Я потрусила сумочку дальше и… от третьего предмета, выпавшего мне в руку, по всему моему телу пошла дрожь! Это было свидетельство о рождении. Самое настоящее свидетельство о рождении, выданное в Советском Союзе.
Едва дыша, я открыла его. Голубева Алиса Александровна, родилась 4 марта 1970 года в городе Николаевке Одесской области, УССР. Мать — Голубева Антонина, русская. В графе отец — прочерк. Свидетельство было выдано в районном ЗАГСе. И, судя по печати, по обложке и состоянию бумаги, было настоящим.
Что могла означать эта находка? Почему Вирг Сафин хранил этот документ в своем тайнике с такими предосторожностями (а я не сомневалась, что открыла его очередной тайник). И где сама Голубева Алиса Александровна? Кто она такая? Что значит для Сафина? Сейчас этой женщине должно быть 44 года. Она не может быть его матерью. Тогда кто? И почему этот документ хранится у Вирга Сафина, почему она не хранит его у себя? Неужели она его жена? Неужели Вирг Сафин женат?

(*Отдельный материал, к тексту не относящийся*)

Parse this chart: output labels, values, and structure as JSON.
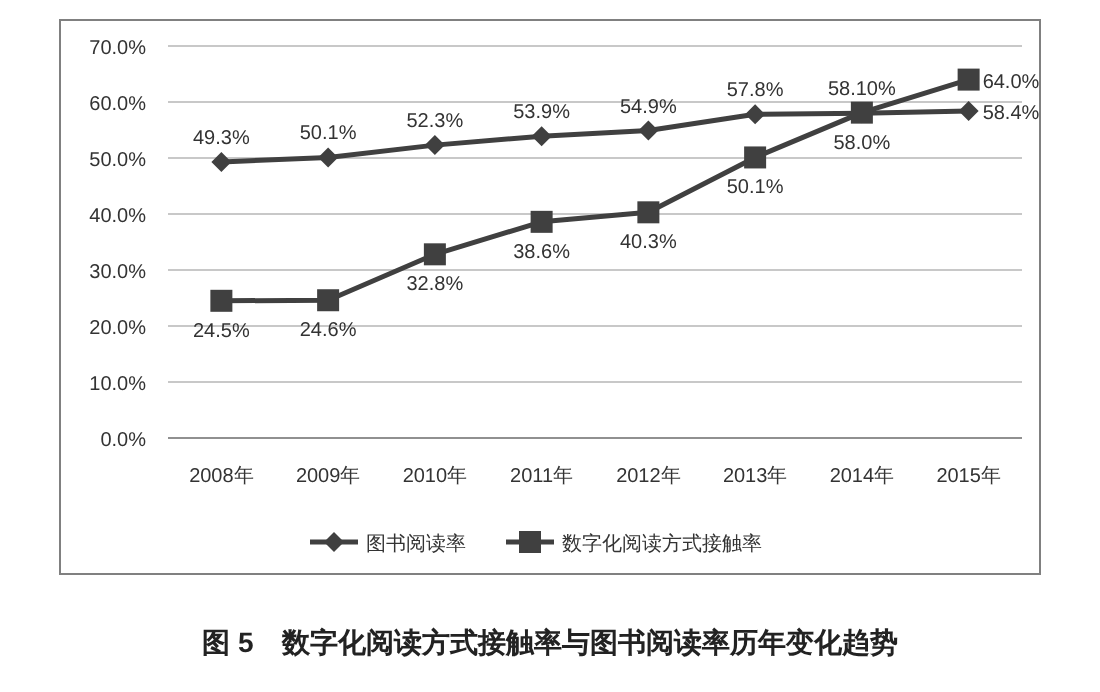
{
  "chart_data": {
    "type": "line",
    "title": "图 5　数字化阅读方式接触率与图书阅读率历年变化趋势",
    "categories": [
      "2008年",
      "2009年",
      "2010年",
      "2011年",
      "2012年",
      "2013年",
      "2014年",
      "2015年"
    ],
    "series": [
      {
        "name": "图书阅读率",
        "color": "#404040",
        "marker": "diamond",
        "values": [
          49.3,
          50.1,
          52.3,
          53.9,
          54.9,
          57.8,
          58.0,
          58.4
        ],
        "value_labels": [
          "49.3%",
          "50.1%",
          "52.3%",
          "53.9%",
          "54.9%",
          "57.8%",
          "58.0%",
          "58.4%"
        ]
      },
      {
        "name": "数字化阅读方式接触率",
        "color": "#404040",
        "marker": "square",
        "values": [
          24.5,
          24.6,
          32.8,
          38.6,
          40.3,
          50.1,
          58.1,
          64.0
        ],
        "value_labels": [
          "24.5%",
          "24.6%",
          "32.8%",
          "38.6%",
          "40.3%",
          "50.1%",
          "58.10%",
          "64.0%"
        ]
      }
    ],
    "ylim": [
      0,
      70
    ],
    "yticks": [
      {
        "value": 0,
        "label": "0.0%"
      },
      {
        "value": 10,
        "label": "10.0%"
      },
      {
        "value": 20,
        "label": "20.0%"
      },
      {
        "value": 30,
        "label": "30.0%"
      },
      {
        "value": 40,
        "label": "40.0%"
      },
      {
        "value": 50,
        "label": "50.0%"
      },
      {
        "value": 60,
        "label": "60.0%"
      },
      {
        "value": 70,
        "label": "70.0%"
      }
    ],
    "grid": "y",
    "legend": "bottom"
  }
}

Меня передернуло. Но никак иначе я не могла это объяснить. Поэтому, не думая, быстро спрятала свидетельство в карман джинсов. Платок же и тушь вернула в сумку, сумку — в коробку, коробку — на место и закрыла камнем тайник, как и было.

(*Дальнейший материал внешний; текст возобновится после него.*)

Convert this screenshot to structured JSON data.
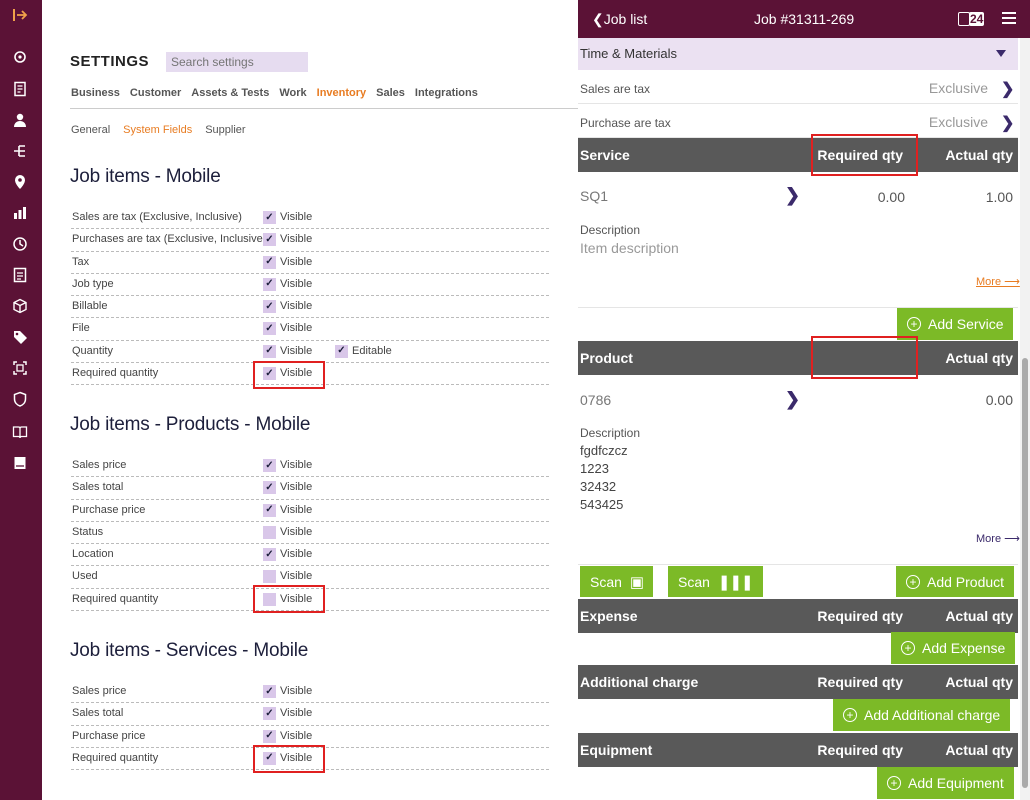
{
  "rail": {
    "icons": [
      "expand-icon",
      "location-tag-icon",
      "document-icon",
      "person-icon",
      "hierarchy-icon",
      "map-pin-icon",
      "dashboard-icon",
      "clock-icon",
      "checklist-icon",
      "cube-icon",
      "tag-icon",
      "scan-icon",
      "shield-icon",
      "book-icon",
      "notebook-icon"
    ]
  },
  "settings": {
    "title": "SETTINGS",
    "search_placeholder": "Search settings",
    "tabs": [
      {
        "label": "Business",
        "active": false
      },
      {
        "label": "Customer",
        "active": false
      },
      {
        "label": "Assets & Tests",
        "active": false
      },
      {
        "label": "Work",
        "active": false
      },
      {
        "label": "Inventory",
        "active": true
      },
      {
        "label": "Sales",
        "active": false
      },
      {
        "label": "Integrations",
        "active": false
      }
    ],
    "subtabs": [
      {
        "label": "General",
        "active": false
      },
      {
        "label": "System Fields",
        "active": true
      },
      {
        "label": "Supplier",
        "active": false
      }
    ],
    "sections": [
      {
        "title": "Job items - Mobile",
        "rows": [
          {
            "label": "Sales are tax (Exclusive, Inclusive)",
            "visible": true,
            "check_label": "Visible"
          },
          {
            "label": "Purchases are tax (Exclusive, Inclusive)",
            "visible": true,
            "check_label": "Visible"
          },
          {
            "label": "Tax",
            "visible": true,
            "check_label": "Visible"
          },
          {
            "label": "Job type",
            "visible": true,
            "check_label": "Visible"
          },
          {
            "label": "Billable",
            "visible": true,
            "check_label": "Visible"
          },
          {
            "label": "File",
            "visible": true,
            "check_label": "Visible"
          },
          {
            "label": "Quantity",
            "visible": true,
            "check_label": "Visible",
            "editable": true,
            "editable_label": "Editable"
          },
          {
            "label": "Required quantity",
            "visible": true,
            "check_label": "Visible"
          }
        ]
      },
      {
        "title": "Job items - Products - Mobile",
        "rows": [
          {
            "label": "Sales price",
            "visible": true,
            "check_label": "Visible"
          },
          {
            "label": "Sales total",
            "visible": true,
            "check_label": "Visible"
          },
          {
            "label": "Purchase price",
            "visible": true,
            "check_label": "Visible"
          },
          {
            "label": "Status",
            "visible": false,
            "check_label": "Visible"
          },
          {
            "label": "Location",
            "visible": true,
            "check_label": "Visible"
          },
          {
            "label": "Used",
            "visible": false,
            "check_label": "Visible"
          },
          {
            "label": "Required quantity",
            "visible": false,
            "check_label": "Visible"
          }
        ]
      },
      {
        "title": "Job items - Services - Mobile",
        "rows": [
          {
            "label": "Sales price",
            "visible": true,
            "check_label": "Visible"
          },
          {
            "label": "Sales total",
            "visible": true,
            "check_label": "Visible"
          },
          {
            "label": "Purchase price",
            "visible": true,
            "check_label": "Visible"
          },
          {
            "label": "Required quantity",
            "visible": true,
            "check_label": "Visible"
          }
        ]
      }
    ]
  },
  "job": {
    "back_label": "Job list",
    "title": "Job #31311-269",
    "calendar_badge": "24",
    "time_materials": "Time & Materials",
    "sales_tax_label": "Sales are tax",
    "sales_tax_value": "Exclusive",
    "purchase_tax_label": "Purchase are tax",
    "purchase_tax_value": "Exclusive",
    "service_bar": {
      "c1": "Service",
      "c2": "Required qty",
      "c3": "Actual qty"
    },
    "service_item": {
      "code": "SQ1",
      "required": "0.00",
      "actual": "1.00",
      "desc_label": "Description",
      "desc_value": "Item description",
      "more": "More ⟶"
    },
    "add_service": "Add Service",
    "product_bar": {
      "c1": "Product",
      "c2": "",
      "c3": "Actual qty"
    },
    "product_item": {
      "code": "0786",
      "actual": "0.00",
      "desc_label": "Description",
      "desc_lines": [
        "fgdfczcz",
        "1223",
        "32432",
        "543425"
      ],
      "more": "More ⟶"
    },
    "scan_label": "Scan",
    "add_product": "Add Product",
    "expense_bar": {
      "c1": "Expense",
      "c2": "Required qty",
      "c3": "Actual qty"
    },
    "add_expense": "Add Expense",
    "addl_bar": {
      "c1": "Additional charge",
      "c2": "Required qty",
      "c3": "Actual qty"
    },
    "add_addl": "Add Additional charge",
    "equip_bar": {
      "c1": "Equipment",
      "c2": "Required qty",
      "c3": "Actual qty"
    },
    "add_equip": "Add Equipment"
  },
  "colors": {
    "rail": "#5b1236",
    "accent": "#e87c22",
    "green": "#7cba27",
    "highlight": "#e02020",
    "bar": "#595959"
  }
}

Я не сомневалась, что со временем Вирг Сафин обнаружит пропажу. На мгновение промелькнула мысль — попросить Макса через своего друга из спецслужб выяснить личность этой женщины, но тут же отбросила ее — справлюсь сама. Я не сомневалась, что с этой женщиной в жизни Вирга Сафина связана какая-то серьезная тайна, и я не собиралась никого в нее посвящать.
Больше в Фиолетовой комнате делать мне было нечего. После того, как я нашла женское свидетельство о рождении, все мое возбуждение иссякло. Я быстро потушила свет и заперла все, как было (догадавшись вставить в отверстие электронный ключ-карточку). Когда цвет лампочки с синего изменился на алый, вернулась к себе.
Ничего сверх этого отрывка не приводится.